Figure 2:  Schematic depicting the major stages of thymocyte development including selection and lineage commitment.

Thus, thymocytes surviving the selection process may be pre-programmed to adopt a CD8 SP fate unless directed to the CD4 lineage by sustained signaling via the TCR and CD4 co-receptor (Figure 2).  Presumably qualitative differences in the signaling pathways engaged by differential TCR/co-receptor engagement ultimately influence transcriptional control of the CD4 and CD8 genes and lineage commitment.

 As indicated above, regulated expression of the CD4 and CD8 genes is a critical component of thymocyte development and selection.  The gene loci encoding the CD4 and CD8 co-receptors contains multiple cis-regulatory sequences, which include both promoter and enhancer elements (34,35).  These elements are likely sites of convergence for upstream signaling pathways influenced by the nature of the TCR/co-receptor signals initiated at the cell surface.  To date, several transcription factors have emerged as central regulators of CD4 or CD8 gene expression during thymic development.  These include Th-POK and TOX, which promote CD4 or CD8 lineage commitment, respectively (36,37).  The CD4 locus also contains an intronic silencer element that functions to actively quench CD4 expression in DN thymocytes as well as CD8 SP thymocytes (38,39).  Members of the RUNX family of transcription factors have been shown to regulate CD4 silencer activity in both DN and CD8 SP thymocytes (40,41).  The CD4 silencer contains two RUNX binding sites, and the absence of RUNX3 results in impaired generation of CD8 SP thymocytes and the presence of DP T cells in the periphery (42,43), consistent with a role for RUNX3 in silencing CD4 gene expression as thymocytes commit to the CD8 lineage.  Indeed, RUNX3 expression increases substantially in CD8 SP thymocytes (41,43), providing a potential mechanism for specific silencing of the CD4 gene in thymocytes selected by TCR interactions with MHC class I.  Still, the upstream mediators and signaling pathways regulating RUNX3 expression during this transition remain to be identified.
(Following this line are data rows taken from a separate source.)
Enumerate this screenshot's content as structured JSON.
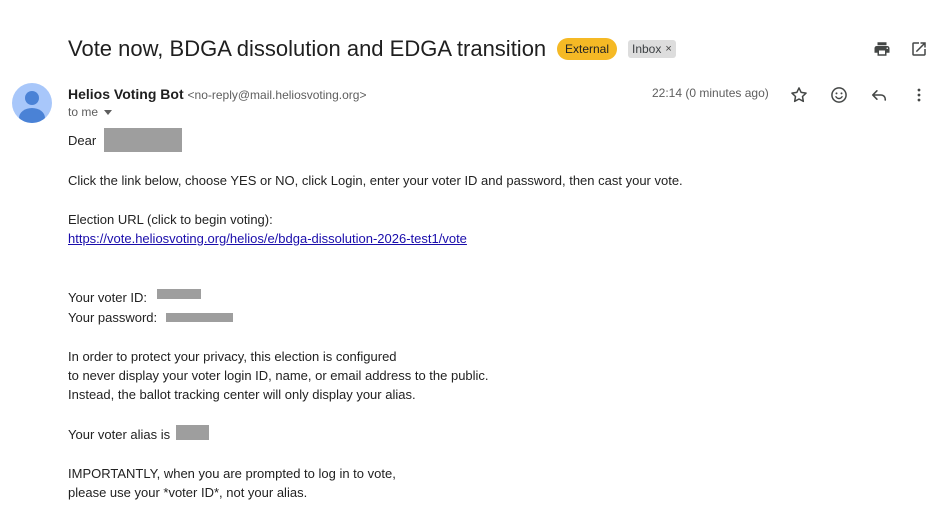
{
  "email": {
    "subject": "Vote now, BDGA dissolution and EDGA transition",
    "labels": {
      "external": "External",
      "inbox": "Inbox",
      "inbox_remove": "×"
    },
    "sender": {
      "name": "Helios Voting Bot",
      "email": "<no-reply@mail.heliosvoting.org>"
    },
    "recipient_label": "to me",
    "timestamp": "22:14 (0 minutes ago)",
    "body": {
      "greeting": "Dear",
      "instructions": "Click the link below, choose YES or NO, click Login, enter your voter ID and password, then cast your vote.",
      "election_url_label": "Election URL (click to begin voting):",
      "election_url": "https://vote.heliosvoting.org/helios/e/bdga-dissolution-2026-test1/vote",
      "voter_id_label": "Your voter ID:",
      "password_label": "Your password:",
      "privacy_1": "In order to protect your privacy, this election is configured",
      "privacy_2": "to never display your voter login ID, name, or email address to the public.",
      "privacy_3": "Instead, the ballot tracking center will only display your alias.",
      "alias_label": "Your voter alias is",
      "important_1": "IMPORTANTLY, when you are prompted to log in to vote,",
      "important_2": "please use your *voter ID*, not your alias."
    }
  },
  "icons": {
    "print": "print-icon",
    "open_new_window": "open-in-new-icon",
    "avatar": "person-avatar-icon",
    "star": "star-icon",
    "emoji": "emoji-icon",
    "reply": "reply-icon",
    "more": "more-vert-icon",
    "caret": "chevron-down-icon"
  },
  "colors": {
    "external_badge": "#f5b925",
    "inbox_badge": "#dddddd",
    "link": "#1a0dab",
    "avatar_bg": "#a8c7fa",
    "avatar_fg": "#4a82d6",
    "redaction": "#9e9e9e"
  }
}
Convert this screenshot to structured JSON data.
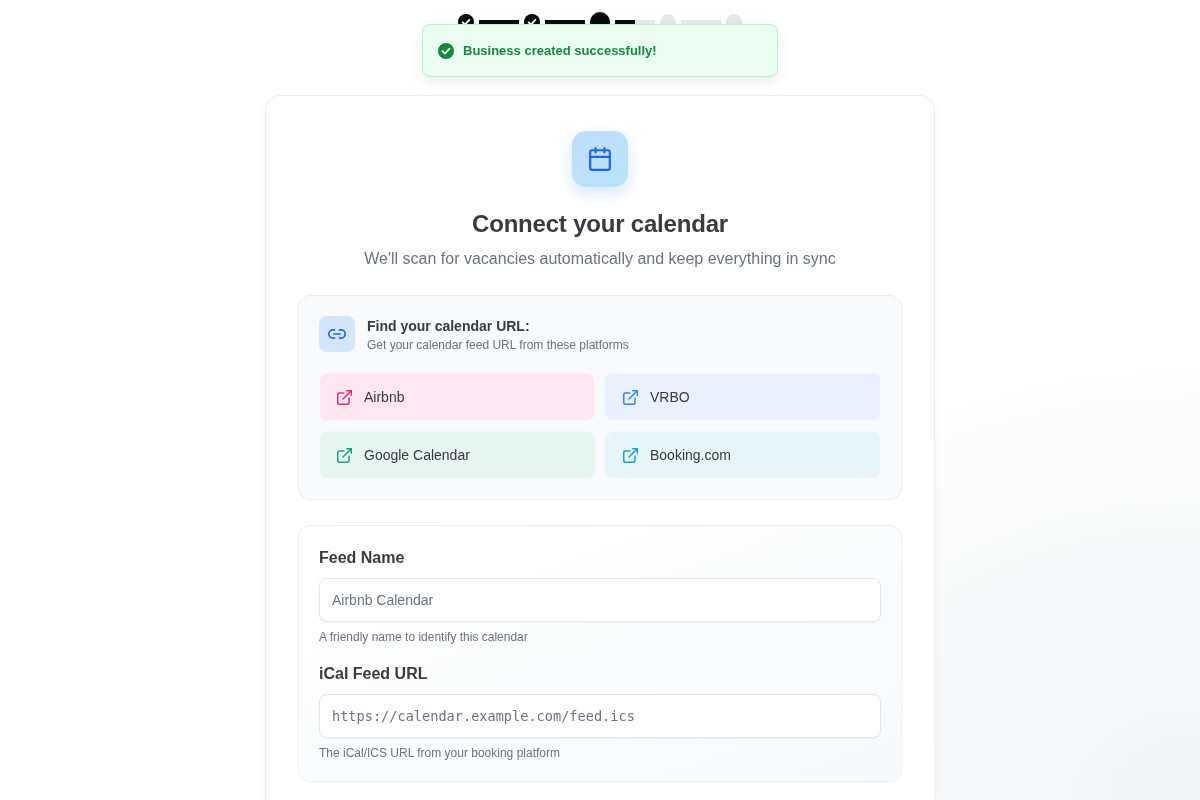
{
  "stepper": {
    "steps": [
      {
        "completed": true,
        "current": false
      },
      {
        "completed": true,
        "current": false
      },
      {
        "completed": false,
        "current": true
      },
      {
        "completed": false,
        "current": false
      },
      {
        "completed": false,
        "current": false
      }
    ],
    "connectors": [
      {
        "kind": "line",
        "completed": true
      },
      {
        "kind": "line",
        "completed": true
      },
      {
        "kind": "progress",
        "level": 0.5
      },
      {
        "kind": "line",
        "completed": false
      }
    ]
  },
  "toast": {
    "kind": "success",
    "message": "Business created successfully!"
  },
  "header": {
    "title": "Connect your calendar",
    "subtitle": "We'll scan for vacancies automatically and keep everything in sync"
  },
  "platforms": {
    "title": "Find your calendar URL:",
    "subtitle": "Get your calendar feed URL from these platforms",
    "links": [
      {
        "label": "Airbnb",
        "color": "#e6287a"
      },
      {
        "label": "VRBO",
        "color": "#3b82f6"
      },
      {
        "label": "Google Calendar",
        "color": "#16a57a"
      },
      {
        "label": "Booking.com",
        "color": "#14a3c7"
      }
    ]
  },
  "form": {
    "fields": [
      {
        "kind": "text",
        "label": "Feed Name",
        "placeholder": "Airbnb Calendar",
        "hint": "A friendly name to identify this calendar"
      },
      {
        "kind": "url",
        "label": "iCal Feed URL",
        "placeholder": "https://calendar.example.com/feed.ics",
        "hint": "The iCal/ICS URL from your booking platform"
      }
    ]
  }
}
Members of the Ets family of transcription factors are important regulators of hematopoietic development and immune cell function, and typically bind to DNA as monomers via an ~85 amino acid winged-helix-turn-helix DNA binding motif (Ets domain) (44).  Ets-1 is expressed in multiple hematopoietic tissues, including the thymus, suggesting that this protein may play an important role in the development or function of lymphoid cells (45-47).  In support of this idea, the numbers of thymocytes and lymph node (LN) resident T cells is markedly decreased in the absence of Ets-1, and Ets-1 deficient T cells undergo apoptosis more readily than wild type counterparts (48,49).  More recently, Ets-1 has been shown to be important for optimal transition through early pre-TCR-dependent stages of thymocyte development and allelic exclusion at the TCR locus (50).  In the B cell compartment, Ets-1 deficiency results in impaired B cell development, an elevated frequency of IgM+ plasma cells in vivo and enhanced in vitro differentiation responses to CpG-containing oligonucleotide (a Toll-like receptor 9 ligand) (48,49,51,52).  Ets-1 deficient mice produce both IgM and IgG autoantibodies leading to immune complex deposition in the kidney (48,51,52).  The numbers of splenic NK cells is also substantially reduced in Ets-1 deficient mice (53).  Collectively, these studies demonstrate that Ets-1 plays an important role in both early stages of lymphocyte development and lymphocyte homeostasis in the periphery.  Our recently published work provides the first evidence that Ets-1 is also important for later stages of thymocyte development (54), see preliminary studies).  Specifically, the generation of CD8 SP thymocytes is markedly impaired in mice lacking Ets-1 while the development of CD4 SP thymocytes is not visibly effected.  We hypothesize that this is due to aberrant silencing of the CD4 gene in Ets-1 deficient thymocytes that commit to the CD8 lineage.  We need to test this hypothesis by assessing occupancy of the CD4 silencer by Ets-1 and the ability of Ets-1 to cooperate with Runx3 in silencing the CD4 gene.